Damit fehlen etwa bei den „soogut“-Märkten von SAM NÖ rund 40 Arbeitsplätze. Geschäftsführer Wolfgang Brillmann schätzt, dass er nun bis zu 140 Freiwillige benötigt. Denn Geld für reguläres Personal gibt es nicht. Einnahmen generieren die Sozialmärkte nur durch Spenden und die Einkaufserlöse.

Die SPÖ NÖ hatte zuletzt die Verschiebung der Kosten für den Betrieb auf die Gemeinden kritisiert. Immerhin, so das Argument, betrage das Landesbudget acht Milliarden Euro. Die FPÖ sieht vor allem bei mobilen Sozialmärkten Handlungsbedarf, hier müssten Gemeinden und Land für die Finanzierung aufkommen.

Alle an einen Tisch

Beim Land sieht man die Sachlage anders. Laufende Förderungen würden aus dem Sozialbudget nicht gestemmt werden können. Schon bisher seien nicht die Sozialmärkte, sondern nur die Arbeitsmarktinitiative gefördert worden, heißt es aus dem Büro von Landesrätin Christiane Teschl-Hofmeister.

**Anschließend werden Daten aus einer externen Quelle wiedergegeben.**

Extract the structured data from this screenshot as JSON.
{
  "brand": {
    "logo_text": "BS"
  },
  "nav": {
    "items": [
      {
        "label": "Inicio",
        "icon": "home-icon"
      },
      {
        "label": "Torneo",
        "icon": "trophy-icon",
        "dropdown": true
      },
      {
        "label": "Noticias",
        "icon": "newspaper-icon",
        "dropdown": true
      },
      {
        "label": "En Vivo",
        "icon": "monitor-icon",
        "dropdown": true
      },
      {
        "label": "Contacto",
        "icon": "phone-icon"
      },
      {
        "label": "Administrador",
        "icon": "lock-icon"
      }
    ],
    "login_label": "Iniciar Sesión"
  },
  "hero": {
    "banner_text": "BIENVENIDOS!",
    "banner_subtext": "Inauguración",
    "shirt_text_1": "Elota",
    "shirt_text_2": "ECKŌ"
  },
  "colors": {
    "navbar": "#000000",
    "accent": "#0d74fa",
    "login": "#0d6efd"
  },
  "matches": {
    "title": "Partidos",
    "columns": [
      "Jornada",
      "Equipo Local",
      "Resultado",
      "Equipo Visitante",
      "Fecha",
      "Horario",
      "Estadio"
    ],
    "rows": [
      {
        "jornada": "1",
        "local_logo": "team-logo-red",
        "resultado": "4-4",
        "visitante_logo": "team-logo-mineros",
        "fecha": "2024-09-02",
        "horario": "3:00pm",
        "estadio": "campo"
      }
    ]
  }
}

So sieht das auch die ÖVP Niederösterreich. „Es kann keine Lösung sein, dass das Land die Kosten übernimmt“, heißt es. Vielmehr müssten die Organisationen das Problem untereinander lösen.

Im Jänner soll sich die Arbeitsgruppe „Soziales Netzwerk“ – so der Arbeitstitel – treffen, bei dem alle Träger an einen Tisch geholt wurden.